Further research is required to guide efforts to facilitate the translation of evidence
into practice in this setting. Improving the implementation of school‐based policies
and practices to improve student health The review question: The review sought to
assess how effective strategies were in supporting the implementation of school‐based
policies and practices to address student diet, physical activity, excessive weight
gain, tobacco or alcohol use. We also assessed if these strategies led to improvements
in these student health behaviours or weight status, enhanced school staff attitudes
or knowledge regarding implementation, had any adverse effects, and were cost‐effective.
Background: Research has identified a range of school‐based policies and practices
that may be potentially effective in improving student health behaviours. Despite
this, such policies and practices are often not implemented in schools, even in circumstances
where it is mandatory to do so. Unless evidence‐based policies and practices are implemented,
they can not benefit public health. Study characteristics: We included 27 trials,
18 of which were conducted in the USA. Fifeteen trials tested strategies to implement
healthy eating policies, practice or programs; six trials tested strategies targeting
physical activity policies or practices; and three trials targeted tobacco policies
or practices. Three trials targeted a combination of health behaviours. None of the
included trials sought to increase the implementation of interventions to delay initiation
or reduce the consumption of alcohol. The trials tested a range of implementation
support strategies, including educational materials, educational meetings, the use
of opinion leaders, external funding, local consensus processes, and tailored interventions.
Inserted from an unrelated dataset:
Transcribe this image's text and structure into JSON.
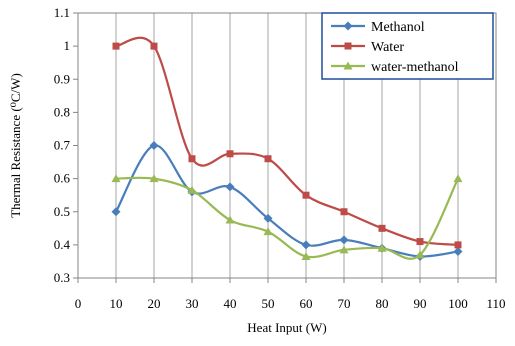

Search date: The evidence is current to 31 August 2016. Key results: It is uncertain
whether the strategies tested improve implementation of the targeted school‐based
policies or practices, student health behaviours, or the knowledge or attitudes of
school staff. It is also uncertain whether the strategies tested result in unintended
adverse effects or whether they are cost‐effective. Limitations: Trial heterogeneity,
and the lack of consistent terminology describing implementation strategies were important
limitations of the review. Quality of evidence: We rated the overall quality of evidence
as very low for all outcomes that included trial‐reported effects.